Hardly a plan for new development in Bethesda goes by without community concerns over school overcrowding or traffic congestion.
With those issues central to ongoing master plan revisions in downtown Bethesda and Westbard, Councilmember Roger Berliner is holding a one-day summit in which he hopes a group of government officials can educate the public and get resident input.
The event, “Infrastructure and Growth: Are We Keeping Pace?” is set for Saturday, March 7 from 8 a.m.-4 p.m. in the cafeteria at Bethesda-Chevy Chase High School (4301 East-West Highway). It will include MCPS planner Bruce Crispell, Planning Department Director Gwen Wright and Glenn Orlin, the County Council’s chief transportation analyst.
“It has just been the undercurrent of conversations for years,” Berliner said. “I just felt like it was time to have an honest dialog with our public as well as our county leaders to see whether we are doing the best we can.”
The setting for the forum will also serve as a good example of the area’s infrastructure challenges.
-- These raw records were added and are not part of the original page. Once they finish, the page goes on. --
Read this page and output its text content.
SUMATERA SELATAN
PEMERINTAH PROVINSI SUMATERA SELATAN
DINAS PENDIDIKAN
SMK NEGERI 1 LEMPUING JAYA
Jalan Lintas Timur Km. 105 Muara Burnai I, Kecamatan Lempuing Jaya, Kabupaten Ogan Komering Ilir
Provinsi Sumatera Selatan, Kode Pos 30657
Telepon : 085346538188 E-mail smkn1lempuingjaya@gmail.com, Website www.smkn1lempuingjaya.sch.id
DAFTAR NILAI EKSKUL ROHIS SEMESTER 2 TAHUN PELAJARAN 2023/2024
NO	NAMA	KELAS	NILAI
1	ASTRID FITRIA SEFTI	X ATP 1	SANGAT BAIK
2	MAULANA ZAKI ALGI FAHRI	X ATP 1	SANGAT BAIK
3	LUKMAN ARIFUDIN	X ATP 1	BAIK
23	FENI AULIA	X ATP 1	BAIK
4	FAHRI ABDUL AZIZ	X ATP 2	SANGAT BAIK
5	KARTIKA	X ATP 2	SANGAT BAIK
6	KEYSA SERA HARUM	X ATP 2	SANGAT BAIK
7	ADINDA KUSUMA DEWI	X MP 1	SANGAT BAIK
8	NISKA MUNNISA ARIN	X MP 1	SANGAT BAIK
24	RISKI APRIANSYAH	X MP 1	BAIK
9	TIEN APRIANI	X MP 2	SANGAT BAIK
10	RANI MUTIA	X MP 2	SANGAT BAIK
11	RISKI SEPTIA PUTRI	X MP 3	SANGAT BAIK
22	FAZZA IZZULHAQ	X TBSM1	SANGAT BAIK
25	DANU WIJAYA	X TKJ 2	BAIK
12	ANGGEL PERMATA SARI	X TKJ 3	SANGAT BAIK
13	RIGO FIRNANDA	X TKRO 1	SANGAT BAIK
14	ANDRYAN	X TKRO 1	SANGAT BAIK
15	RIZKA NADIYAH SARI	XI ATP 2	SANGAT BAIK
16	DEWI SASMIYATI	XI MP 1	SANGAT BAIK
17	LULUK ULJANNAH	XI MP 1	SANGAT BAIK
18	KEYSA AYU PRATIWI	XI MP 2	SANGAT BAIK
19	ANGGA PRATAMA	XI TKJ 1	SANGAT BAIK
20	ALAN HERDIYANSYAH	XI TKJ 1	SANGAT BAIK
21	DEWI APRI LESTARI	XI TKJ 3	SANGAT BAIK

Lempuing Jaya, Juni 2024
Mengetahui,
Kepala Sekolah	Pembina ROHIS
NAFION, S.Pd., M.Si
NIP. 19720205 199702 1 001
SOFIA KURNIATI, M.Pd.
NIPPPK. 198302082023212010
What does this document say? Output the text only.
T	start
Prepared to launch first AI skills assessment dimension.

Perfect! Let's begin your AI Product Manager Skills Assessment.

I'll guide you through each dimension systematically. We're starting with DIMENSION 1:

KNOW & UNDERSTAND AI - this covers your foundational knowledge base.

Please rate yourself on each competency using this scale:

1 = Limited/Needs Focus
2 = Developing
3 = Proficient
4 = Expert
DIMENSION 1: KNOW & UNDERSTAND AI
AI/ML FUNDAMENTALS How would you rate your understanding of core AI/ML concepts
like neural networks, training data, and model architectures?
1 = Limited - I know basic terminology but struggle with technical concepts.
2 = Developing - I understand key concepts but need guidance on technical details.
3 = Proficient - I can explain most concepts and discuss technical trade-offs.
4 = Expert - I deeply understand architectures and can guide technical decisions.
B-CC High School is set for another addition to add capacity and address overcrowding. The project, which MCPS hopes will start in January 2016, would follow a similar addition and modernization effort that finished just 13 years ago.
MCPS officials have maintained that the school system’s surge in student population isn’t a function of new multi-family housing popping up around downtown Bethesda. It has become a concern in Westbard, where a developer hopes to build 500-700 new units (including townhouses) in another already overcrowded school cluster.
Planners have pitched a new elementary school site in the Westbard sector, though MCPS officials have expressed skepticism over whether there’s enough room to accommodate a new school building.
Berliner said he’s not sure if the March 7 forum will lead to changes in the traffic and school standards the county uses to evaluate master plans and development proposals.
“I’m going in with an open mind and not trying to pre-judge outcomes,” Berliner said. “I want a constructive dialog that focuses on solutions. Part of it is to make sure the public has as good an understanding as they possibly can as to how the system works today.”